Two members of the Federal Open Market Committee (FOMC) who were in good standing at the meeting less than two weeks ago won’t be taking part when the policy-setting panel meets in November. This doesn’t happen every day.
Robert Kaplan, head of the Federal Reserve Bank of Dallas, said he is resigning after disclosure that he made multiple million-dollar stock trades while the Fed was inflating stock markets with its asset purchases. Boston Fed chief Eric Rosengren also stepped down after much more modest trades were revealed, citing health issues.
Both men were nearing retirement anyway, but the burgeoning scandal has already tarnished the Fed’s reputation and may cost Chairman Jerome Powell a second term.
Escalating Controversy; Sticky Inflationary Risks
And it’s not over. Over the weekend it emerged that Fed Vice Chairman Richard Clarida shifted anywhere from $1 million to $5 million from bonds to stocks in February 2020, the day before Powell announced the onset of COVID-19 could lead to massive monetary stimulus from the central bank.
Just a coincidence, says the Fed. A remarkably well-timed coincidence.
None of this bodes well for Powell being renominated, even as allies have marshaled support for him. The Wall Street Journal editors even suggested that President Joe Biden’s nomination of Cornell professor Saule Omarova to head the Office of the Comptroller of the Currency—the most important bank regulator after the Fed itself—was to appease progressives so that he could reappoint Powell.
Omarova, who grew up in the Soviet Union, recently went on the record calling for an end to banking as we know it by centralizing deposits in the Fed. Critics are saying her nomination—which took the administration nine months to settle on—faces what is mildly called a rocky path to confirmation in a 50-50 Senate. Progressives may end up being disappointed and demand Powell’s head.
During a hearing last week, Senator Elizabeth Warren, the scourge of banks, called Powell “a dangerous man to head up the Fed” and pledged to vote against his re-nomination. Her critique is that Powell has moved too far toward deregulation of banks. She worried that he will “drive this economy over a financial cliff again.”

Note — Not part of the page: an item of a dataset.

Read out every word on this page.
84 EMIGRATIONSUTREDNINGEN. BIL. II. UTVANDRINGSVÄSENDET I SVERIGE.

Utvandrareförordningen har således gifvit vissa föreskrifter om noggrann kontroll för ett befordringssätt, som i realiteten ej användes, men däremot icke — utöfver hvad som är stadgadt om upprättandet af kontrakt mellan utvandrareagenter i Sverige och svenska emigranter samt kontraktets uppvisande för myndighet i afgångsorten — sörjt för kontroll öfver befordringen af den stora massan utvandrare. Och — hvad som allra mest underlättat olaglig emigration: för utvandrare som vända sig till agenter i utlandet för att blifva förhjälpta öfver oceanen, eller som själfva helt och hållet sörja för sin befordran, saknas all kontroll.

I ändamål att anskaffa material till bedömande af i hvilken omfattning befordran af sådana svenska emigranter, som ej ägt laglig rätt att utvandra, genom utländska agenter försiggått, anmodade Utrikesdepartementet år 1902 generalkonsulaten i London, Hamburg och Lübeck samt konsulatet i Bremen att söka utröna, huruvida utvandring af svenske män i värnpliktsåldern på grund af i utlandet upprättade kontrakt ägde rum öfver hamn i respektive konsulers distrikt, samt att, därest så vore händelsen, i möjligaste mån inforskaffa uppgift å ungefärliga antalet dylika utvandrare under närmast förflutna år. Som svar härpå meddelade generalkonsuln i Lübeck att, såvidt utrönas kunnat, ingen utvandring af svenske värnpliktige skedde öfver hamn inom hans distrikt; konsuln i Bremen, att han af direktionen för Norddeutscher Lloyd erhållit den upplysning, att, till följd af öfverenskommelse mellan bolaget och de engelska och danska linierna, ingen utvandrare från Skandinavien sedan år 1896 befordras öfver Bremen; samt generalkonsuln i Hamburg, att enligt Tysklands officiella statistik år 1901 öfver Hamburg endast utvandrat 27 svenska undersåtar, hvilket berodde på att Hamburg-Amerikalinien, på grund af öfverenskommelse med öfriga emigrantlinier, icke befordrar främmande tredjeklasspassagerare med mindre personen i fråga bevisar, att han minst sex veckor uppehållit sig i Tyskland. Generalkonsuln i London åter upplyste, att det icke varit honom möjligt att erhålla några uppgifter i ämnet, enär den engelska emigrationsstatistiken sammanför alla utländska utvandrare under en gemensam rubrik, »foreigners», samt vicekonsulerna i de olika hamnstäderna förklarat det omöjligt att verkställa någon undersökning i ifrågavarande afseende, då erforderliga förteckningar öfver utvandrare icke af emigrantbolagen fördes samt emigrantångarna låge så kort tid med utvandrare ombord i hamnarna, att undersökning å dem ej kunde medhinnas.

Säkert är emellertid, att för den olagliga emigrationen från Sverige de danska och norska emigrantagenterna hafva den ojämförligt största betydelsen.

Somewhat lost in the controversies over personnel is the growing feeling that inflation is not transitory. Powell himself acknowledged in a panel discussion last week that the rate of price increases is lasting longer than he anticipated and will continue into next year.
Harvard economist Larry Summers, perhaps feeling that a prophet is without honor in his own country, took his warnings on inflation to a more receptive audience in the German financial daily Handelsblatt. He reiterated in a weekend interview that inflation risks in the US and globally are being underestimated. He compared the risks now to those that built up in the US toward the end of 1960s, leading to the stagflation of the 1970s.
The personal consumption expenditures price index rose 0.4% on the month in August, and 4.3% on the year, the biggest gain since 1991, according to data released on Friday. The core PCE index, which excludes food and energy costs and is the Fed’s preferred measure for inflation, was up 0.3% on the month and 3.6% on the year.
But the main issue, it being Washington, DC, is politics. Powell’s renomination, as the Warren rebuke demonstrates, has been caught up in the political divide among Democrats, with progressives battling moderates for the soul of the party.
As economist Ed Yardeni quipped, it may be Powell’s tenure, not inflation, that turns out to be transitory.